A lightning-bomb detonated over Manila.
“There is your message,” van Hoek said pointing toward the city, “and your groundlings will go into it tonight, and dwell in that Message for the next two months. You have dwelt there, too, Jack-did the Message not reach your ears?”
“I may have heard faint whisperings-could you amplify it?”
“Of all the enterprises to which a man can devote his energies,” van Hoek began grudgingly, raising his voice, “long-distance trade is the most profitable. It is what every Jew, Puritan, Dutchman, Huguenot, Armenian, and Banyan aspires to-it is what built the Navies and palaces of Europe, the Court of the Great Mogul in Shahjahanabad, and many other prodigies besides. And yet in the world of trade, it is common knowledge that no circuit-not the slave trade of the Caribbean, not the spice trade of the Indies-exceeds the Manila-to-Acapulco run in sheer profit. The wealthiest Banyans in Surat and bankers in Genoa lay their perfumed heads on silken pillows at night, and dream of sending a few bales of cargo across the Pacific on the Manila Galleon. Even with all the dangers, and the swingeing duty that must be shelled out to the Viceroy, the profits never fall below four hundred percent. That city is founded upon such dreams, Jack. We are all going to go there now.”

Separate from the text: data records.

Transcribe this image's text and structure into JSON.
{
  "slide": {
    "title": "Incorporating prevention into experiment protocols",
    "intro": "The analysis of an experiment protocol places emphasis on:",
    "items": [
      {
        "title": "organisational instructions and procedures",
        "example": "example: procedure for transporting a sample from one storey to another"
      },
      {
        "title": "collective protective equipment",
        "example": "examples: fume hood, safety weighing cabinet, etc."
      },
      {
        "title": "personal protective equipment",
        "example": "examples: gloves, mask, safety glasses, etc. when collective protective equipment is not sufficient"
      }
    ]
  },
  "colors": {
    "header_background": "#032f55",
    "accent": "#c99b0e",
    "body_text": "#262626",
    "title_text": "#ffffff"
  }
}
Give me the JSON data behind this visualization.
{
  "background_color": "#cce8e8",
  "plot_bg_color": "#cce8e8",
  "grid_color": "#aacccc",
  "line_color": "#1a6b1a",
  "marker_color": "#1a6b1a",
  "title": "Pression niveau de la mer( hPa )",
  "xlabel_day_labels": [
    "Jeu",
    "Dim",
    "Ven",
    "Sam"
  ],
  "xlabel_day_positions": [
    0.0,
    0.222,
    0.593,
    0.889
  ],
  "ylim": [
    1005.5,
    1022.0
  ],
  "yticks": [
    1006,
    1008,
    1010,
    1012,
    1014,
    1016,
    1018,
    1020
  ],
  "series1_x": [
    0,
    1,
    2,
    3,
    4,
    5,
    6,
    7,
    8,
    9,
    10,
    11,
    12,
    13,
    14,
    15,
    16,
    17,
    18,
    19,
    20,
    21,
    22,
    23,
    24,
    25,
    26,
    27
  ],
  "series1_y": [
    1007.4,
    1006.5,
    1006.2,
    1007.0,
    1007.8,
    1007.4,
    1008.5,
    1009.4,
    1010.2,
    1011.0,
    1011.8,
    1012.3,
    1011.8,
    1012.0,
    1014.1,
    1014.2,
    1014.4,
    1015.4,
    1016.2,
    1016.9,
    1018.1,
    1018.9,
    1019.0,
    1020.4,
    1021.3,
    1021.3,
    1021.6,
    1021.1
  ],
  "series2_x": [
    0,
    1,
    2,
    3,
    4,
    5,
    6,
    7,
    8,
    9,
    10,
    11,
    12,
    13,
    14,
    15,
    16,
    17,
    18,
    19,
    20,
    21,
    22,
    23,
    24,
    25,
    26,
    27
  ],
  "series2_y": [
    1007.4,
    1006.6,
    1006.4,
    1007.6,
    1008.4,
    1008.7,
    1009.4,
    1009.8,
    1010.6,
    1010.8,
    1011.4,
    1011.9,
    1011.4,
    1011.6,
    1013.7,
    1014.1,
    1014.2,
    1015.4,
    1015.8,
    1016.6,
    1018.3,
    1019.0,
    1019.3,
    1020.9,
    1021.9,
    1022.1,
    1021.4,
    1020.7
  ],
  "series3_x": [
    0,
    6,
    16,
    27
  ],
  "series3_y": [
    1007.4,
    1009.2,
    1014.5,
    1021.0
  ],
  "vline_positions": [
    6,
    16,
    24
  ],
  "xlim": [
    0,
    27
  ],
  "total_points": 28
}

Van Hoek finally shut up at this point, and in the silence that followed he realized that, down below him on the upperdeck, his rant was being dutifully translated into diverse heathen tongues. The translators took more or less time to relate it, depending on the wordiness of their several languages and how much they edited out or how freely they embellished. But when the last of them finally wound up his oration, a light pattering started up. Jack flinched, thinking it was more hail. But then it grew into a heavy, stomping roar, and he recognized it as applause. Dappa thrust both index fingers into his mouth and emitted a piercing noise. Van Hoek seemed startled at first; then understanding dawned, and he turned to Jack, removed his hat, and bowed.